Nous n’avons pas troqué pour rien le mot « commerce » inscrit au fronton du ministère de l’agriculture sous la IIIe République contre ceux de « souveraineté alimentaire » !

Monsieur le ministre, nous sommes à vos côtés pour porter une voix crédible, convaincante et puissante, même, et peut-être surtout, quand elle est singulière. Il y va aussi de la survie de l’Union européenne. Il s’agit non pas d’un choix d’opportunité ou de tendance en vue des prochaines élections, mais d’un choix d’avenir.

Il est important que l’État français, concernant cet accord entre le Mercosur et l’Union européenne, reste extrêmement vigilant, comme il a su le faire ces dernières années.

La proposition de résolution qui nous est soumise est bien évidemment une nécessité : nous demandons des clauses miroirs, le respect de l’accord de Paris, ainsi qu’un contrôle effectif et un mécanisme de règlement des différends clair et efficace. Nous en partageons l’esprit. C’est pourquoi, bien évidemment, le groupe Les Indépendants – République et Territoires la votera. (Applaudissements sur les travées des groupes INDEP et UC. – M. Laurent Duplomb applaudit également.)

M. le président. La parole est à Mme Anne-Catherine Loisier.

Mme Anne-Catherine Loisier. Monsieur le président, monsieur le ministre, mes chers collègues, cette proposition de résolution, déposée conjointement par les groupes Union Centriste et Les Républicains au mois de juin dernier, visait à réaffirmer les lignes rouges du Sénat sur les conditions d’un accord commercial avec le Mercosur, à l’occasion de la visite du président brésilien Lula.

Je rappelle que cette visite s’était accompagnée de signaux de l’exécutif laissant penser que l’accord, conclu au mois de juin 2019, pourrait être adapté et adopté moyennant un instrument additionnel supposé le verdir. Le problème, c’est que cet addendum avait tout l’air d’un artifice, car il ne comportait aucune mesure réellement contraignante et prévoyait une scission de l’accord mixte.

Six mois plus tard, comme l’a rappelé Jean-François Rapin, la présidence espagnole du Conseil de l’Union européenne, soucieuse de rapprocher l’Europe de l’Amérique latine, a démontré que nos craintes étaient justifiées.

En effet, sans l’élection du nouveau président argentin Javier Milei, qui a provisoirement retardé le processus, un accord aurait vraisemblablement été déjà conclu à la fin de l’année 2023.

Soyons clairs : loin de nous l’idée de nier tout intérêt économique et stratégique aux accords de libre-échange, y compris avec le Mercosur. Ce dernier est un marché de plus de 250 millions de consommateurs, grâce auquel nous pourrons diversifier nos approvisionnements. De plus, dans le contexte d’incertitude qui caractérise notre relation avec les États-Unis, « partenaire, concurrent stratégique et rival systémique », il associe de potentiels alliés géopolitiques.

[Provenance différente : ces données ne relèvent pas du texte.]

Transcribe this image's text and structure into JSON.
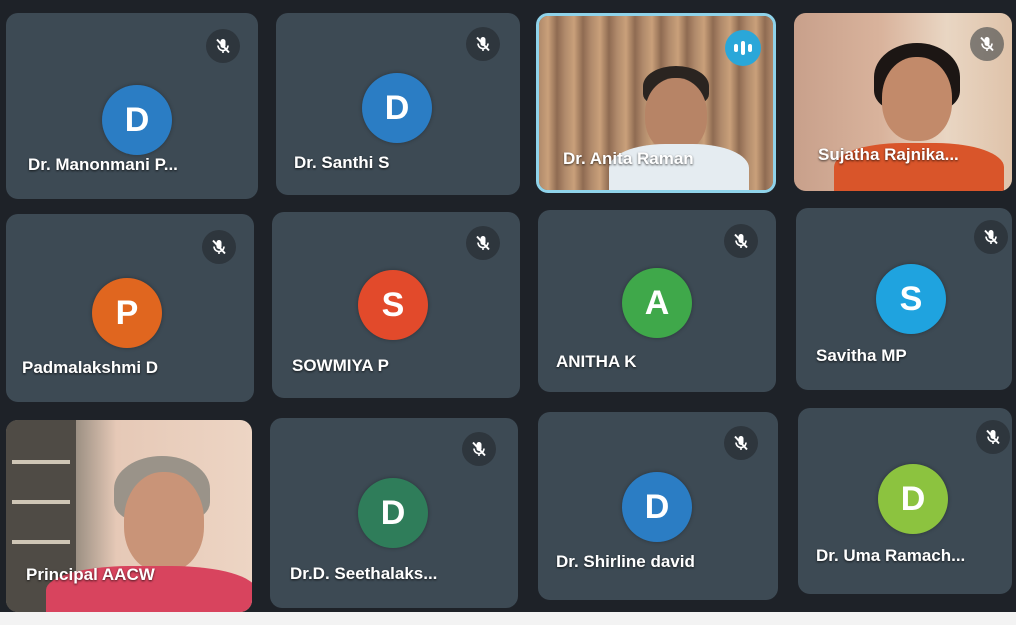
{
  "participants": [
    {
      "name": "Dr. Manonmani P...",
      "initial": "D",
      "avatar_color": "#2b7dc4",
      "muted": true,
      "video": false
    },
    {
      "name": "Dr. Santhi S",
      "initial": "D",
      "avatar_color": "#2b7dc4",
      "muted": true,
      "video": false
    },
    {
      "name": "Dr. Anita Raman",
      "initial": "",
      "avatar_color": "",
      "muted": false,
      "video": true,
      "speaking": true
    },
    {
      "name": "Sujatha Rajnika...",
      "initial": "",
      "avatar_color": "",
      "muted": true,
      "video": true
    },
    {
      "name": "Padmalakshmi D",
      "initial": "P",
      "avatar_color": "#e0661f",
      "muted": true,
      "video": false
    },
    {
      "name": "SOWMIYA P",
      "initial": "S",
      "avatar_color": "#e24a2b",
      "muted": true,
      "video": false
    },
    {
      "name": "ANITHA K",
      "initial": "A",
      "avatar_color": "#3fa84a",
      "muted": true,
      "video": false
    },
    {
      "name": "Savitha MP",
      "initial": "S",
      "avatar_color": "#1fa3df",
      "muted": true,
      "video": false
    },
    {
      "name": "Principal AACW",
      "initial": "",
      "avatar_color": "",
      "muted": false,
      "video": true
    },
    {
      "name": "Dr.D. Seethalaks...",
      "initial": "D",
      "avatar_color": "#2f7d5a",
      "muted": true,
      "video": false
    },
    {
      "name": "Dr. Shirline david",
      "initial": "D",
      "avatar_color": "#2b7dc4",
      "muted": true,
      "video": false
    },
    {
      "name": "Dr. Uma Ramach...",
      "initial": "D",
      "avatar_color": "#8cc33f",
      "muted": true,
      "video": false
    }
  ],
  "icons": {
    "muted": "mic-off-icon",
    "speaking": "speaking-indicator-icon"
  }
}
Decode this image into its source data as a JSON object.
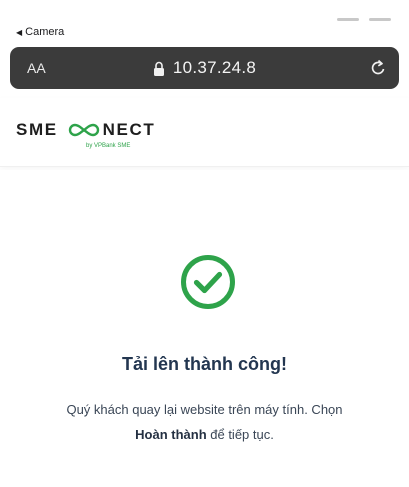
{
  "status_bar": {
    "back_label": "Camera"
  },
  "address_bar": {
    "aa_label": "AA",
    "url": "10.37.24.8"
  },
  "header": {
    "logo_text_left": "SME",
    "logo_text_right": "NECT",
    "logo_sub": "by VPBank SME"
  },
  "main": {
    "title": "Tải lên thành công!",
    "message_part1": "Quý khách quay lại website trên máy tính. Chọn",
    "message_bold": "Hoàn thành",
    "message_part2": " để tiếp tục."
  },
  "colors": {
    "success_green": "#2ea34a",
    "title_navy": "#233650",
    "address_bar_bg": "#3b3b3b"
  },
  "icons": {
    "lock": "lock-icon",
    "reload": "reload-icon",
    "success": "check-circle-icon",
    "back": "back-arrow-icon"
  }
}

Le but de cette proposition de résolution est de réaffirmer le respect des nécessaires conditions démocratiques, économiques, environnementales et sociales de l’accord et de mesurer leurs effets en totale transparence. Ces conditions, définies par le gouvernement français lui-même au regard de ses différents engagements nationaux, européens et internationaux, ne sont pas négociables et doivent être garanties préalablement à la ratification de l’accord.

Il s’agit, cela a été dit, de ne pas augmenter les importations dans l’Union européenne de produits issus de la déforestation, de mettre l’accord en conformité avec l’accord de Paris et d’instaurer des mesures miroirs en matière sanitaire et environnementale.

Ces dispositions sont déterminantes pour la réussite et la cohérence de l’accord. Je me réjouis donc que l’exécutif ait depuis redit publiquement son opposition à l’adoption de cet accord en l’état.

Je rappelle que les accords commerciaux, lorsqu’ils sont mixtes, comme c’est le cas de l’accord avec le Mercosur, conformément à l’engagement pris par la Commission européenne devant les États membres au mois de mai 2018, sont adoptés après leur approbation par le Parlement européen, la décision à l’unanimité du Conseil et la ratification par les parlements nationaux.

Une adoption contre l’avis de la France soulèverait donc de légitimes questionnements sur les pratiques démocratiques de l’Union européenne. Je rappelle en effet que nous avons déjà connu un malheureux précédent : alors qu’il est partiellement entré en vigueur depuis 2017, le Ceta n’a toujours pas fait l’objet d’un projet de loi tendant à autoriser sa ratification et n’a donc toujours pas été soumis au Parlement. Monsieur le ministre, peut-être aurez-vous à cœur de corriger cet outrage aux règles démocratiques. (M. le ministre sourit.)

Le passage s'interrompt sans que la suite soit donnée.